430 Hackney Road
14th Sept. 1866
My very dear Alexander

Many thanks for your last and its contents - we received it about 30th Aug. Money is a very acceptable commodity but I should be sorry that you should inconvenience yourself. Thank you dear Alex for your good wishes towards us and assurance of assistance if required - I do hope in the Providence of God we shall be provided for. I am strengthened in this hope by your dear Father's continued good health. I sometimes think he will not be able to continue Secretary of the Hackney Building Society much longer but then you know there is his registration and his agencies - Our duty is plain, that is to do the best we can and to leave the rest to them [Him?] who cares even for the sparrows, for not one falls to the ground without His consent.
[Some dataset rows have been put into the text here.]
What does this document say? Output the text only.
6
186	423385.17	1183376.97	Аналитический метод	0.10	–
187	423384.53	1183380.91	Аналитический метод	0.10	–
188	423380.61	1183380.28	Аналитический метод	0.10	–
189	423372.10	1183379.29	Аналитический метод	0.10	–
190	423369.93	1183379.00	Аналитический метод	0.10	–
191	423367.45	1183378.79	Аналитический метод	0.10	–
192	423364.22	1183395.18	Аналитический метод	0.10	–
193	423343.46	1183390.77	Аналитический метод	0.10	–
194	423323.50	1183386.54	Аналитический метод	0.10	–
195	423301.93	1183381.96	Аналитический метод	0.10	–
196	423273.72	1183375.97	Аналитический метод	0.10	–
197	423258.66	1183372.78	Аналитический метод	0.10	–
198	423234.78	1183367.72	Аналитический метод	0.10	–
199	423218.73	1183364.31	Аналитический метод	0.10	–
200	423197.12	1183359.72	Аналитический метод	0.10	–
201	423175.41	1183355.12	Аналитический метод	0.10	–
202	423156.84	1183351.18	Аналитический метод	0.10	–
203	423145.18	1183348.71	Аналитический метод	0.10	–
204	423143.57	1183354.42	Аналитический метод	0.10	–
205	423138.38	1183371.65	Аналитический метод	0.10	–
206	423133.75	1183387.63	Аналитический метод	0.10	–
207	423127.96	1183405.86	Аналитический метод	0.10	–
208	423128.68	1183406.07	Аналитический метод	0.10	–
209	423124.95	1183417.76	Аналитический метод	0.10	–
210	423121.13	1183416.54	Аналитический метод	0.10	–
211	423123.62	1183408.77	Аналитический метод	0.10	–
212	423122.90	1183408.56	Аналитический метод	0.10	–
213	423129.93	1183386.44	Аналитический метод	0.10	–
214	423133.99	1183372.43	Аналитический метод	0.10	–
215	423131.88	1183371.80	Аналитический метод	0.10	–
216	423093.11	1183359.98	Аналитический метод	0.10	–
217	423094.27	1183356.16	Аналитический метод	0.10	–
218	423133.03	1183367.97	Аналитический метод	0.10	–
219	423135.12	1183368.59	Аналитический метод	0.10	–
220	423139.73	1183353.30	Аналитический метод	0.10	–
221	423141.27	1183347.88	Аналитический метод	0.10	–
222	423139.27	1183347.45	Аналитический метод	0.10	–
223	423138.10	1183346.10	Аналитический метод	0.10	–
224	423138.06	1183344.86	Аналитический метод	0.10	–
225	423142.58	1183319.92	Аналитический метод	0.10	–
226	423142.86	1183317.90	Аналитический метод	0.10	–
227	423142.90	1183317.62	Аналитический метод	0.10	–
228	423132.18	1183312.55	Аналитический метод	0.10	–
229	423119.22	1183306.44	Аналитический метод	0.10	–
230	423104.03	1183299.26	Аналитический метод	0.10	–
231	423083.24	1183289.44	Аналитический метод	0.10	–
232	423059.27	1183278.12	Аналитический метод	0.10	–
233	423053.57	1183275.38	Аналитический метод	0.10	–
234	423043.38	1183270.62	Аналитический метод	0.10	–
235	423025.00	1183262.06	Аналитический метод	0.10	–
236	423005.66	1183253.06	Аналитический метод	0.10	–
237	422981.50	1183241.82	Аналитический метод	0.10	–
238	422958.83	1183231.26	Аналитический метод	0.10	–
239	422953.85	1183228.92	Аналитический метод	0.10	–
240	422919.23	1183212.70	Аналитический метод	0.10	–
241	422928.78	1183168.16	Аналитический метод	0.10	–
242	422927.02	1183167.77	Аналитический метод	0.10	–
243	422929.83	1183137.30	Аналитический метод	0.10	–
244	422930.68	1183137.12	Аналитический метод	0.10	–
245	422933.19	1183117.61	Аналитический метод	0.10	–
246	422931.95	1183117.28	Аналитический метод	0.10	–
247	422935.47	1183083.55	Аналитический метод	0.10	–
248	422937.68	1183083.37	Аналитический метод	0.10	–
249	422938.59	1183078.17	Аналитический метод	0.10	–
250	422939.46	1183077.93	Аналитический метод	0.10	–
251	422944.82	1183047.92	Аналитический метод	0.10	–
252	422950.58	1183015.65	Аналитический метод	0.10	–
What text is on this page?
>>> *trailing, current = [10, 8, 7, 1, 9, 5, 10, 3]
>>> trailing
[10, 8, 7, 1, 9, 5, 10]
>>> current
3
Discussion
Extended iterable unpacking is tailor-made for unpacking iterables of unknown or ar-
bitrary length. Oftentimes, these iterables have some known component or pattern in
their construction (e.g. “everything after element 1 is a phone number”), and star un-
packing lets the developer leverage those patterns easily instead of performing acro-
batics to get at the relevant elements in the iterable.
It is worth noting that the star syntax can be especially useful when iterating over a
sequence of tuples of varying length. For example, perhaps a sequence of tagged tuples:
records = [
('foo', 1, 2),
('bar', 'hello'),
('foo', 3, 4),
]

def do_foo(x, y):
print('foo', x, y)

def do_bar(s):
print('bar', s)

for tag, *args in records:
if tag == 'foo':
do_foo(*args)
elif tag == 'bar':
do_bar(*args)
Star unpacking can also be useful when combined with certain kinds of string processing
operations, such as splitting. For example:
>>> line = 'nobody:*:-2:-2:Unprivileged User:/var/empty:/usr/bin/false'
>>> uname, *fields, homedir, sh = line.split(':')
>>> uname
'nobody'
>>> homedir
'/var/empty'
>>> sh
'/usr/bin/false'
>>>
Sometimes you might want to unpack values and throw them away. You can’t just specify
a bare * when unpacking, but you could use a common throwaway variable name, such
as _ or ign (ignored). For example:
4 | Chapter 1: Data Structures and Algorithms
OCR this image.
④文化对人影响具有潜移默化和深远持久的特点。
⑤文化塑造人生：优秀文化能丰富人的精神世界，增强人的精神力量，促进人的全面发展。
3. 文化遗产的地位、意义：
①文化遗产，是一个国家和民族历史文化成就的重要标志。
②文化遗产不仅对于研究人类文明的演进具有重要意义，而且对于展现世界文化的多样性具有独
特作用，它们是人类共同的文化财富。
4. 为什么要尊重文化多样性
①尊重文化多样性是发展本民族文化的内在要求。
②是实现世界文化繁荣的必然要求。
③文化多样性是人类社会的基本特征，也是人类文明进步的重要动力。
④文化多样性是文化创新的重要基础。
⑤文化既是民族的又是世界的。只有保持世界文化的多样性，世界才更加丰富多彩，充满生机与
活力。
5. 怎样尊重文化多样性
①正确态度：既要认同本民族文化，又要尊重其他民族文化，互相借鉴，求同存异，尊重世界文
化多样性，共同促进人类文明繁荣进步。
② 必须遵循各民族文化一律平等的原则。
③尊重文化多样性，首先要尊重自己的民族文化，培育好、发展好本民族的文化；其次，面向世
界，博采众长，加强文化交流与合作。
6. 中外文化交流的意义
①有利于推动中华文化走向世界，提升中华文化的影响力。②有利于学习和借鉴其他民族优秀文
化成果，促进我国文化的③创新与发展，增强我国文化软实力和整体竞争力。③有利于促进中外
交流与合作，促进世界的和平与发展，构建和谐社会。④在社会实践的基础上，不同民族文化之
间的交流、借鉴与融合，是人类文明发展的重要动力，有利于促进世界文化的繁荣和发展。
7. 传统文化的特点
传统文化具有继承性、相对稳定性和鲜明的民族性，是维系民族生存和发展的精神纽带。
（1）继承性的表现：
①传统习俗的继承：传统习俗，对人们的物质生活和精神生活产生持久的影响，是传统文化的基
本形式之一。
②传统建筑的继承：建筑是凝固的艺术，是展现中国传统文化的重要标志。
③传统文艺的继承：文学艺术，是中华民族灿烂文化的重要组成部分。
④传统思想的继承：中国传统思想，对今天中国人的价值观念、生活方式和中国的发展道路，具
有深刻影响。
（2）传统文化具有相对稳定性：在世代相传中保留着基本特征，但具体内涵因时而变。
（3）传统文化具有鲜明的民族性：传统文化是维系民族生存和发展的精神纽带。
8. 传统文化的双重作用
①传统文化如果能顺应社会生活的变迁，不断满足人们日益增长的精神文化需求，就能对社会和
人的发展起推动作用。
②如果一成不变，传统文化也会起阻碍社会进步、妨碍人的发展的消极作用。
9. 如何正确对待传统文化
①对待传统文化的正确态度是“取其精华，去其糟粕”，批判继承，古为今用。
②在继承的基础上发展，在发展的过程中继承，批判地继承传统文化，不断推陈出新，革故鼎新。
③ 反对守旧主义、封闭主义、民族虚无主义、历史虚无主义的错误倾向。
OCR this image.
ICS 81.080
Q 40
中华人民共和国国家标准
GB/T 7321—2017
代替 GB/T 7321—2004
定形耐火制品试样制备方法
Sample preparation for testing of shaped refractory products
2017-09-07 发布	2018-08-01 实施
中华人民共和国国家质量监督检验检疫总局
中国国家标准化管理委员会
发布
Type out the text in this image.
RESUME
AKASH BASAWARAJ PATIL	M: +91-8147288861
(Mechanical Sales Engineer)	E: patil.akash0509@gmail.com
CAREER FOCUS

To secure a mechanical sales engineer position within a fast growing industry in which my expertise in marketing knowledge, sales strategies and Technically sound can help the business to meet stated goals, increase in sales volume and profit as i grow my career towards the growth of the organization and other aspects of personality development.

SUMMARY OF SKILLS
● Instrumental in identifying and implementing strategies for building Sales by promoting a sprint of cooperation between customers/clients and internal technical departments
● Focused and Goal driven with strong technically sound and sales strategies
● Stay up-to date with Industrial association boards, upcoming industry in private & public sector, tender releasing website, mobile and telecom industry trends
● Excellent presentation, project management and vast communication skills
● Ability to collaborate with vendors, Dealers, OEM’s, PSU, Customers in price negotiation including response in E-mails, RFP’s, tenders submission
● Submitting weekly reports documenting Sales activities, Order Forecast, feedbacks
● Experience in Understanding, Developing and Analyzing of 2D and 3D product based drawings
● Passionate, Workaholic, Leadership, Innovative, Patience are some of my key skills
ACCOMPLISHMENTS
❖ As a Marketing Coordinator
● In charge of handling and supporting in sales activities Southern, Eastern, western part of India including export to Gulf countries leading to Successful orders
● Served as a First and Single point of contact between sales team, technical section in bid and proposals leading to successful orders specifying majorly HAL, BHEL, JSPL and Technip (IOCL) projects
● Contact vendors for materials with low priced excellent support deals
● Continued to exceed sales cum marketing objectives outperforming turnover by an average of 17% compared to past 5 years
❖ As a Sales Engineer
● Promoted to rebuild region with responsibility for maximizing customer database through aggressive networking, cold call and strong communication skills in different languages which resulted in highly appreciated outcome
I often think my time here must be very short but there are times when I feel so very much better that I think that perhaps I may outlive your father, but according to all human calculations I shall be the first to go and better perhaps that it should be so, as isolated as I am from all my children I should be a solitary individual.

Perhaps it is as well that you should "wash your hands of politics" - schemes are bad in anything - your father was always a great politician, but it is possible if he had concerned himself less about them, his mind would have been more fixed on matters of greater importance - dear Walter sems to have run into that extreme - I am quite concerned about him; by his own account he seems to be doing badly and with so large a family too it is quite unfortunate - I wish I could help him, poor fellow. I do not like the idea of a separation between you and him but in his last letter he seemed bent on a change - Could not Pacheco who has interests in his -- (torn) ?or is he too proud? Surely something might be done - he has served his country, it should do something for him.

How ungenerous of the people to be so full of suspicion about you and Walter. I am but too glad and but too proud of you, my dear sons, that you were able to prove your faithfulness and I hope there are those who duly appreciate it.

I have heard a hint that it is not improbable that Charles Manfred may join his friend in San Francisco. Henry, I find, has got into business in Cincinnati. Herbert Browne and his wife are now over from Africa - they are visiting the various families and amongst others have received an invitation from Mrs. Evans, but I believe the object is business as he wants a market for his wool. Through the Caffre war he has realised several thousand pounds but the horrid massacre of the Caffre [something missing here?] - however he thinks it so.

I admire your accounts of your farm yard - why you can have new milk and bread - new laid eggs and a thousand nice things, besides employment for the hands, if not the head. I hope your London assistant will turn out well to the end but do not trust him too much. I expect he assists you in your garden - your nephews and nieces I expect are very pleased to visit you. How gets on the young heir? Is Walter very pleased with him, that is, is he a pet more than the others? He seems to take great interest in his children and has at different times given me a nice history of them individually, which has interested me exceedingly. How proud the dear fellow would be could he but introduce them to their grand papa and grand mama - that I fear will never be and yet who knows - the most improbable things come to pass sometimes.

As to you and Andrea, if you continue money-getting as you do now you will be able to retire from business altogether and take a trip over to England but you must be quick about it or it will not be in my life time.

We received Loyd's papers from you this morning - we are obliged to you for them. Our daughter, Mrs. Evans has been staying for three weeks at Weymouth with her daughters - I have not heard from her lately - The time for the -- (torn)[post has] arrived -

Present my very affectionate love to dear Andrea whom I shall one day hope to see and accept the best love of,

My dear Alexander,

Your ever affectionate Mother

S. Murray

Love to dear Walter and his wife. I am so sorry I cannot write to him this time - I will do so before long.